Есть покаяния другие — унылые покаяния неудачников, в нищете и на фоне цирроза печени. Очень много разных форм покаяний, что заставляют меня задуматься о ревизии термина.
— Мы тоже сидим у камина, — возразил Раевский, — по-моему, наличие дома или нищеты для покаяния не очень важно. Покаяние, если это не диалог с Богом, это диалог между человеком и его совестью. Камин или жизнь под забором — обстоятельства, не так важные для Бога и для совести. Важно, что человек изменился и больше не совершит какого-то поступка. Совесть — лучший контролёр.
— Ну, да. Ему это не нужно. К тому же есть такая штука — некоторых искушений просто уже нет по их природе. То, что человек мог легко сделать в девяностые годы, сейчас он легко не сделает. Зачем садиться снова на Боливара, что не вывезет двоих, можно сказать. «Мне очень жаль, но пусть он платит по один восемьдесят пять. Боливар не снесёт двоих» — и ему действительно, действительно очень жаль. Но по один восемьдесят пять уже уплачено. Не верю я в эти покаяния. Если они внутренние, то они, как правило, остаются внутренними и не выплёскивается на застольных друзей, газеты или в телевизор. А если выплёскиваются, то это что-то вроде публичного сжигания своего партбилета в прямом эфире.
— А что, рубануть по пальцу топором, бросить всё и отправиться в странствие по Руси?

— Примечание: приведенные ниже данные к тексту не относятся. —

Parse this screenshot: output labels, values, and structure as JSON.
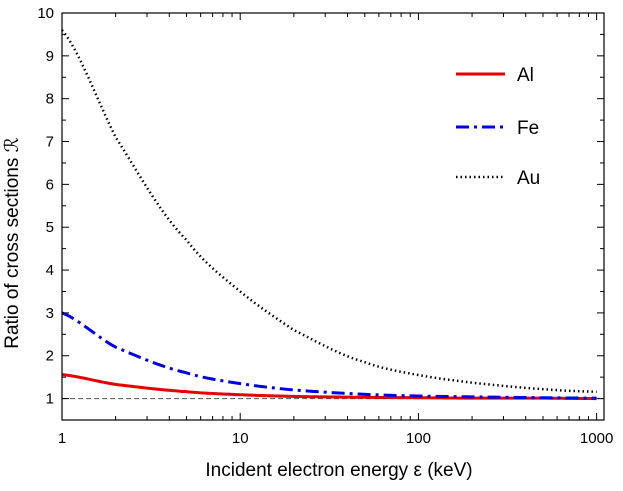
{
  "chart_data": {
    "type": "line",
    "title": "",
    "xlabel": "Incident electron energy ε (keV)",
    "ylabel": "Ratio of cross sections ℛ",
    "xscale": "log",
    "xlim": [
      1,
      1100
    ],
    "ylim": [
      0.5,
      10
    ],
    "x_ticks": [
      1,
      10,
      100,
      1000
    ],
    "x_tick_labels": [
      "1",
      "10",
      "100",
      "1000"
    ],
    "y_ticks": [
      1,
      2,
      3,
      4,
      5,
      6,
      7,
      8,
      9,
      10
    ],
    "y_tick_labels": [
      "1",
      "2",
      "3",
      "4",
      "5",
      "6",
      "7",
      "8",
      "9",
      "10"
    ],
    "grid": false,
    "legend_position": "top-right",
    "reference_line": {
      "y": 1,
      "style": "dashed",
      "color": "#555555"
    },
    "x": [
      1,
      2,
      5,
      10,
      20,
      50,
      100,
      200,
      500,
      1000
    ],
    "series": [
      {
        "name": "Al",
        "color": "#e60000",
        "style": "solid",
        "values": [
          1.56,
          1.33,
          1.16,
          1.09,
          1.05,
          1.03,
          1.02,
          1.01,
          1.01,
          1.0
        ]
      },
      {
        "name": "Fe",
        "color": "#0000e6",
        "style": "dashdot",
        "values": [
          3.0,
          2.2,
          1.6,
          1.35,
          1.2,
          1.1,
          1.06,
          1.04,
          1.02,
          1.01
        ]
      },
      {
        "name": "Au",
        "color": "#000000",
        "style": "dotted",
        "values": [
          9.6,
          7.1,
          4.7,
          3.5,
          2.6,
          1.85,
          1.55,
          1.37,
          1.22,
          1.16
        ]
      }
    ]
  }
}
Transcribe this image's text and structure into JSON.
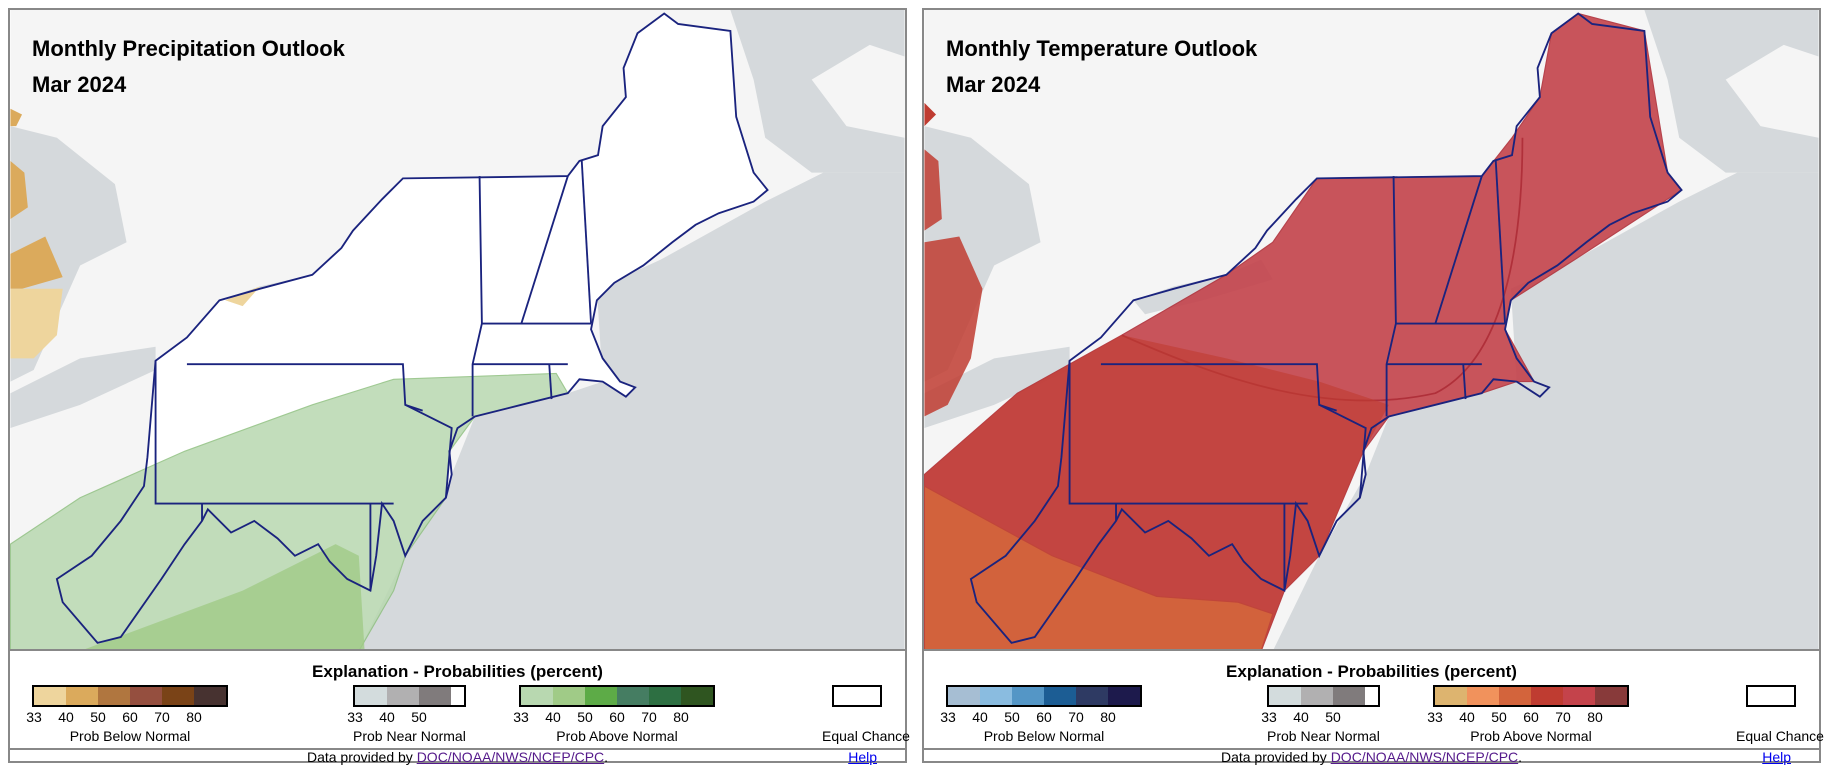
{
  "panels": [
    {
      "title": "Monthly Precipitation Outlook",
      "period": "Mar 2024",
      "type": "precipitation",
      "legend": {
        "title": "Explanation - Probabilities (percent)",
        "groups": [
          {
            "caption": "Prob Below Normal",
            "ticks": [
              "33",
              "40",
              "50",
              "60",
              "70",
              "80"
            ],
            "colors": [
              "#eed59d",
              "#dbaa5c",
              "#b0763f",
              "#954f3f",
              "#7a4317",
              "#473230"
            ]
          },
          {
            "caption": "Prob Near Normal",
            "ticks": [
              "33",
              "40",
              "50"
            ],
            "colors": [
              "#d3dcdd",
              "#b1b0b1",
              "#807b7c"
            ]
          },
          {
            "caption": "Prob Above Normal",
            "ticks": [
              "33",
              "40",
              "50",
              "60",
              "70",
              "80"
            ],
            "colors": [
              "#b8d8b0",
              "#a0cb87",
              "#5dab47",
              "#457d62",
              "#2d6f42",
              "#2f5520"
            ]
          }
        ],
        "equal_chance": "Equal Chance"
      },
      "footer": {
        "prefix": "Data provided by ",
        "link": "DOC/NOAA/NWS/NCEP/CPC",
        "suffix": ".",
        "help": "Help"
      },
      "colors": {
        "main": "#b8d8b0",
        "second": "#a0cb87",
        "edge1": "#dbaa5c",
        "edge2": "#eed59d"
      }
    },
    {
      "title": "Monthly Temperature Outlook",
      "period": "Mar 2024",
      "type": "temperature",
      "legend": {
        "title": "Explanation - Probabilities (percent)",
        "groups": [
          {
            "caption": "Prob Below Normal",
            "ticks": [
              "33",
              "40",
              "50",
              "60",
              "70",
              "80"
            ],
            "colors": [
              "#a6bed3",
              "#8abce0",
              "#5496c6",
              "#1c5d94",
              "#2e3a63",
              "#1d1a4c"
            ]
          },
          {
            "caption": "Prob Near Normal",
            "ticks": [
              "33",
              "40",
              "50"
            ],
            "colors": [
              "#d3dcdd",
              "#b1b0b1",
              "#807b7c"
            ]
          },
          {
            "caption": "Prob Above Normal",
            "ticks": [
              "33",
              "40",
              "50",
              "60",
              "70",
              "80"
            ],
            "colors": [
              "#ddb46f",
              "#f1925c",
              "#d3643c",
              "#bf3c31",
              "#c4434b",
              "#883a3a"
            ]
          }
        ],
        "equal_chance": "Equal Chance"
      },
      "footer": {
        "prefix": "Data provided by ",
        "link": "DOC/NOAA/NWS/NCEP/CPC",
        "suffix": ".",
        "help": "Help"
      },
      "colors": {
        "main": "#c4434b",
        "second": "#bf3c31",
        "edge1": "#d3643c",
        "edge2": "#bf3c31"
      }
    }
  ]
}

Сильный ход.
— Не знаю, ребята. А вот нравственное покаяние, когда жизнь обеспечена, и деньги — к деньгам — вещь куда более сложная для этического анализа.
— Я вот что скажу — все написанные слова — фундамент нынешнего благосостояния. Это такие мешки с долларами, что покрадены с того паровоза, что остановился у водокачки. Как в этом каяться — ума не приложу, вынимать ли из фундамента один кирпич, разбирать ли весь фундамент.